The Problem Every Mining Professional Knows Too Well
If you have ever opened a 400-page NI 43-101 technical report looking for a single number — initial capital cost, average head grade, recovery rate by domain — you already understand the limits of traditional search.
You type a keyword. You scroll. You refine. You scroll again. The information is almost certainly in the document, but it is hiding behind a synonym, an abbreviation, or a table heading that does not quite match what you typed. Hours disappear before a single insight is recorded.
This is not a productivity problem. It is an intelligence retrieval problem — and it is the gap MineGPT™ was built to close.
Why Traditional Search Falls Short for Engineering Data
Conventional search is string-matching. It looks for the exact characters you typed and returns documents containing those characters. That works well for filenames and CAD drawings, but it fails the moment language gets technical.
Consider a simple query: "Extract the initial capital cost specifically for mining and mine development."
A keyword engine will hunt for those words literally. It cannot infer that:
- "Commodity" and "Copper, Gold" may refer to the same thing in context
- "Cu grade," "Copper %," and "Average ore grade" describe the same concept
- A table labelled "Pre-production CAPEX" answers a question phrased as "initial capital cost"
Engineering data is heterogeneous by nature — PDFs, tables, figures, footnotes, abbreviations, region-specific phrasing. The same idea is expressed a dozen different ways across a single feasibility study, let alone across a portfolio of projects. Traditional search loses context the moment terminology drifts, and the most valuable insights stay buried under inconsistent language.
It is the equivalent of asking a librarian for "heat" and only receiving books with that word in the title — never the volume on thermodynamics that actually answers your question.
The Shift: From Words to Meaning
Semantic search is a fundamentally different paradigm. Powered by Large Language Models, it compares queries by conceptual similarity rather than text overlap.
Every document ingested into MineGPT™ is converted into embeddings — numeric representations of meaning. When you ask a question, the system retrieves the passages that mean what you asked, even if none of your words appear in them. It is the difference between consulting an indexer and consulting a domain expert.
In practical terms, semantic search delivers four shifts that matter:
- 01Intent over keywords — the system understands what you are actually trying to learn
- 02Concept over phrasing — synonyms, abbreviations, and regional terminology no longer break relevance
- 03Reasoning over retrieval — derived calculations and inferred relationships become accessible
- 04Verification over trust — every response is anchored to source PDF page references
Why Prompting Is the New Technical Skill
The interface has changed, and so has the skill required to use it. Where the old workflow demanded that engineers iterate through keyword variants — "copper grade table," then "Cu grade," then "average grade" — the new workflow asks for a single, well-formed prompt:
"Extract total copper resources by category (measured, indicated, inferred) from the report."
Clarity replaces keywords. Specificity replaces iteration. Prompting is rapidly becoming a core competency for engineers, technical consultants, and investors who need to move quickly through dense reporting standards like NI 43-101, SK-1300, and JORC.
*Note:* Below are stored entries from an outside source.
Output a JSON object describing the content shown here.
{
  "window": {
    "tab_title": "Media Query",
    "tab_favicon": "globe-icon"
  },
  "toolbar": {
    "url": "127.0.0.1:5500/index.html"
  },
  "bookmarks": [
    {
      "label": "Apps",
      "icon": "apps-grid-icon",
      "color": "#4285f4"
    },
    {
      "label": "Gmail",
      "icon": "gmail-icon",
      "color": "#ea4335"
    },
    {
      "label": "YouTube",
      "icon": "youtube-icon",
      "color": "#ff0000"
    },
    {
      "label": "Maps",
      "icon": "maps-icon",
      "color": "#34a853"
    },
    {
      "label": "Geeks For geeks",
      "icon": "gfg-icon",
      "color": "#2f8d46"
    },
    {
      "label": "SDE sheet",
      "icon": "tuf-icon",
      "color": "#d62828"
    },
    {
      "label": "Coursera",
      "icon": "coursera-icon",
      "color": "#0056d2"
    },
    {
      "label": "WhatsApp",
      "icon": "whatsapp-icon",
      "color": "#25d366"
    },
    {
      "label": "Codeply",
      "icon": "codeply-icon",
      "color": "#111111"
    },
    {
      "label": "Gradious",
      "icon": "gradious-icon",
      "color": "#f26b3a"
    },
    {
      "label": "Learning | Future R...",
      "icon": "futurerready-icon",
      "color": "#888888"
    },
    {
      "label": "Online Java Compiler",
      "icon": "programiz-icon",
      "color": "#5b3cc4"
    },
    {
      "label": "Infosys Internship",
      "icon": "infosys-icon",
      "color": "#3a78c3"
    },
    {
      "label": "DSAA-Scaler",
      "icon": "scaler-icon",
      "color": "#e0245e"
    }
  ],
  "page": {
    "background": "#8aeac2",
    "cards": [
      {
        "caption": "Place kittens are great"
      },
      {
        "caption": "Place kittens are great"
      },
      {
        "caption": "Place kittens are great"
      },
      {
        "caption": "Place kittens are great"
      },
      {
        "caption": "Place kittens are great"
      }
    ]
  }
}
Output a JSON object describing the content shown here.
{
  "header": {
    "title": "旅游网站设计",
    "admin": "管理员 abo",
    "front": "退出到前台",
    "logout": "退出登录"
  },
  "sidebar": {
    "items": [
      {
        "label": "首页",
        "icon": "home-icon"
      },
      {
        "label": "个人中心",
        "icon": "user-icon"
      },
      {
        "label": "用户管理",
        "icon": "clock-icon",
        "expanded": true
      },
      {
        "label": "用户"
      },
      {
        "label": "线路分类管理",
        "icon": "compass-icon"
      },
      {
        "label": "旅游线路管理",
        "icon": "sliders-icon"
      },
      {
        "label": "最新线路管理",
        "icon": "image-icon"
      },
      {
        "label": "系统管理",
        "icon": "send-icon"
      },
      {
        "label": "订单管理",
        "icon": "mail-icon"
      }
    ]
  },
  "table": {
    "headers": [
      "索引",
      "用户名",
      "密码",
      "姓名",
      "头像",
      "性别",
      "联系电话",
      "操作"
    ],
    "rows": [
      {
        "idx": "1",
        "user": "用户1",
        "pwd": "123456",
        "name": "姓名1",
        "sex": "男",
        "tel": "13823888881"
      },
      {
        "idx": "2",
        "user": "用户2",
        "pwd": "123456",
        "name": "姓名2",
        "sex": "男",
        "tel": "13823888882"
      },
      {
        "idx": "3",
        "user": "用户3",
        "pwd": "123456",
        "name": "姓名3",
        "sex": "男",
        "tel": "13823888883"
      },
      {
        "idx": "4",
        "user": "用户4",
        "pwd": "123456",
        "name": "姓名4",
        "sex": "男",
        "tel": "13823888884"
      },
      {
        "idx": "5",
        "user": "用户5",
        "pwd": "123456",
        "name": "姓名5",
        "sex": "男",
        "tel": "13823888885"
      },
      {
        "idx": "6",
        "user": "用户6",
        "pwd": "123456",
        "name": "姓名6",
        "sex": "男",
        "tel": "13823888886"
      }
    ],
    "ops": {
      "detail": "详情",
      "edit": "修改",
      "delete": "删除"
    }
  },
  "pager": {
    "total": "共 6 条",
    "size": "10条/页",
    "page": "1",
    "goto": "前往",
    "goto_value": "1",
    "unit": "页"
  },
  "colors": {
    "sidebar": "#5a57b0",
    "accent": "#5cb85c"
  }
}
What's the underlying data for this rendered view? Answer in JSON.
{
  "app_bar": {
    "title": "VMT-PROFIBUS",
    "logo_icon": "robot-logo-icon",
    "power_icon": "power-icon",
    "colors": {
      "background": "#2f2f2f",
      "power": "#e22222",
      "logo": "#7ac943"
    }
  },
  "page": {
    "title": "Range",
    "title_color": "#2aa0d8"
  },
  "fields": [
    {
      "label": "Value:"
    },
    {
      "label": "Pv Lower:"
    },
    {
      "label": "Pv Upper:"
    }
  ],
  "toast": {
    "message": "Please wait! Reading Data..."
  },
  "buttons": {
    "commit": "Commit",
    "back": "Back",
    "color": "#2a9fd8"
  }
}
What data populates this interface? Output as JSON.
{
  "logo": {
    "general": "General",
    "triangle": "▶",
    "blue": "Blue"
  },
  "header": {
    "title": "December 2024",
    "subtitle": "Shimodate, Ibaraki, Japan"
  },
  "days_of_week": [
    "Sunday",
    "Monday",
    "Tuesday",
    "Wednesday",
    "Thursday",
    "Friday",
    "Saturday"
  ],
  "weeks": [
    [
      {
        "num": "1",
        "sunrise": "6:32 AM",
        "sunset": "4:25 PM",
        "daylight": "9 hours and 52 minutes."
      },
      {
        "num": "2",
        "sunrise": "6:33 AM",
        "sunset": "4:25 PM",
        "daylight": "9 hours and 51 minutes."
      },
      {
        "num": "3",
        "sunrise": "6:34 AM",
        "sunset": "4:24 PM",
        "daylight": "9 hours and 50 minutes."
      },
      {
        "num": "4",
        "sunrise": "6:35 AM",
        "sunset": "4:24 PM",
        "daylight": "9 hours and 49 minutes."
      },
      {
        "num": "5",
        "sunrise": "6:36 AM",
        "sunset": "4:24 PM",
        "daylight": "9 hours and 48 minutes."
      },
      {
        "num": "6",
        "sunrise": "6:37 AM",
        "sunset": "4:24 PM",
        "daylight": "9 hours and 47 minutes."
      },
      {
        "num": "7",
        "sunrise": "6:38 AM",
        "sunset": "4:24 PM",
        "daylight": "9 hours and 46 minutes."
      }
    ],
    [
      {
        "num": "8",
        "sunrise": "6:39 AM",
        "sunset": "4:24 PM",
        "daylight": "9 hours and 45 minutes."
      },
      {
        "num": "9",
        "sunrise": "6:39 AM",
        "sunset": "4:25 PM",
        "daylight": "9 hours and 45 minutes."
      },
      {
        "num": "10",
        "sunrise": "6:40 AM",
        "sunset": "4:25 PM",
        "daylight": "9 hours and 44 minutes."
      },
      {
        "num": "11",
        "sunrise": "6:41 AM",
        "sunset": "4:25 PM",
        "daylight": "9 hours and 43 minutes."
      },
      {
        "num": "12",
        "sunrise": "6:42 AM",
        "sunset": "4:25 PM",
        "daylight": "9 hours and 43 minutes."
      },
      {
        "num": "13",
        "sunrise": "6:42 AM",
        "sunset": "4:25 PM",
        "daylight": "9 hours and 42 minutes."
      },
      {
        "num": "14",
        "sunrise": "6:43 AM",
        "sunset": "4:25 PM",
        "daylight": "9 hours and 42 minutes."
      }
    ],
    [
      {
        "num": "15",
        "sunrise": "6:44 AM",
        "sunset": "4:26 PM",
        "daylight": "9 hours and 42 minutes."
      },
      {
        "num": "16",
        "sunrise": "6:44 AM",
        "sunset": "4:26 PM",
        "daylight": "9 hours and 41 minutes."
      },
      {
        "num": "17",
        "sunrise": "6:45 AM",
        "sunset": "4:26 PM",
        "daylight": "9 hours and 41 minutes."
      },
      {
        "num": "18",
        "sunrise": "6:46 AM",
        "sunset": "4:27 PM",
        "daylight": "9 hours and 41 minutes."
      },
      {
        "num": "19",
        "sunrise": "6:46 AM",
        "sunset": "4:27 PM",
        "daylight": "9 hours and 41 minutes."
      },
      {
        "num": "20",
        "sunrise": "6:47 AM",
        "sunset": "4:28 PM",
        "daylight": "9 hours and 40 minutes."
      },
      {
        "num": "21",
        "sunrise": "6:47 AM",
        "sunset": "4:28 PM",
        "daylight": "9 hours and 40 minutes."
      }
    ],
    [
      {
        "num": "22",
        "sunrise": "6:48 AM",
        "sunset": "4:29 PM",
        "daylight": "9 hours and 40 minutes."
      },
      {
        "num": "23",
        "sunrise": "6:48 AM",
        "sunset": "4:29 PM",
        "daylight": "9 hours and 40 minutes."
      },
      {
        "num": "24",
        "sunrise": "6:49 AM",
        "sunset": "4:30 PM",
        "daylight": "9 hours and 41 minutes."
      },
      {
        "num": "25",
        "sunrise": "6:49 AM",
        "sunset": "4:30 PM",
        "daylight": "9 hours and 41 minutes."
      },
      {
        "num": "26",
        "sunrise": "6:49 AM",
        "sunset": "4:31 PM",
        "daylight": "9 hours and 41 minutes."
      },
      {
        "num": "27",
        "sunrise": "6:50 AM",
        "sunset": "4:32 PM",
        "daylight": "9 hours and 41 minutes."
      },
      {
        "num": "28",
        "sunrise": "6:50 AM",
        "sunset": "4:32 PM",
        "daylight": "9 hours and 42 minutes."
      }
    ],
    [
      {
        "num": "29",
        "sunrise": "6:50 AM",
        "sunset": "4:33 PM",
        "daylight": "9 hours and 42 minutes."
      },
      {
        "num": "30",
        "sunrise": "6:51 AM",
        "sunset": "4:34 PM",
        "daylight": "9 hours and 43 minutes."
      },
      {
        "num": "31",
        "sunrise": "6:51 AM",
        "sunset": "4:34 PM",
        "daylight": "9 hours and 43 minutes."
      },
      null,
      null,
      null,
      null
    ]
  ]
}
How MineGPT™ Delivers Reasoned, Reproducible Answers
MineGPT™ is the first agentic intelligence system purpose-built for the mining industry, trained on a decade of technical disclosures. Under the hood, it pairs semantic search with deliberate engineering choices designed for the realities of capital-intensive decision-making:
- PDFs are parsed into structured data and converted into vector embeddings that preserve meaning
- The most relevant paragraphs, tables, and figures are surfaced alongside the answer
- Every response is referenced to the originating PDF page so users can verify in seconds
- Creativity is set to zero — answers are factual and reproducible, not interpretive
- When data is not available, the system returns "NA" rather than generating a plausible-sounding answer
That final point matters. In an industry where misreported numbers move share prices and direct hundreds of millions in capital, the discipline of admitting "not found" is a feature, not a limitation.
A Real-World Example: Finding the Gold Equivalent
Consider the recurring task of locating gold equivalent ("AuEq") figures across a portfolio of resource reports.
A traditional search misses tables that present AuEq only as derived calculations, or text-based equations where the formula varies by author. A semantic search engine understands "gold equivalent" as a concept, not a string — and retrieves the underlying numbers regardless of how the original engineer chose to express them.
The outcome is a faster, more accurate resource assessment — hours of manual review compressed into seconds of intelligent retrieval.
The Road Ahead: From Information to Intelligence
The transition from keyword search to semantic search is the mining industry's version of moving from 2D to 3D thinking. The data has always been there. What has changed is our ability to reason across it at scale.
Engineers, consultants, and investors who learn to prompt well will hold a meaningful competitive advantage in the coming cycle. MineGPT™ exists to make that advantage accessible — built on the technical disclosure record of the past decade and designed for the workflows of the people actually making mining decisions.
Francisca Lombard is the founder of MineGPT™ and LOMexcel — driving innovation at the intersection of mining engineering and artificial intelligence.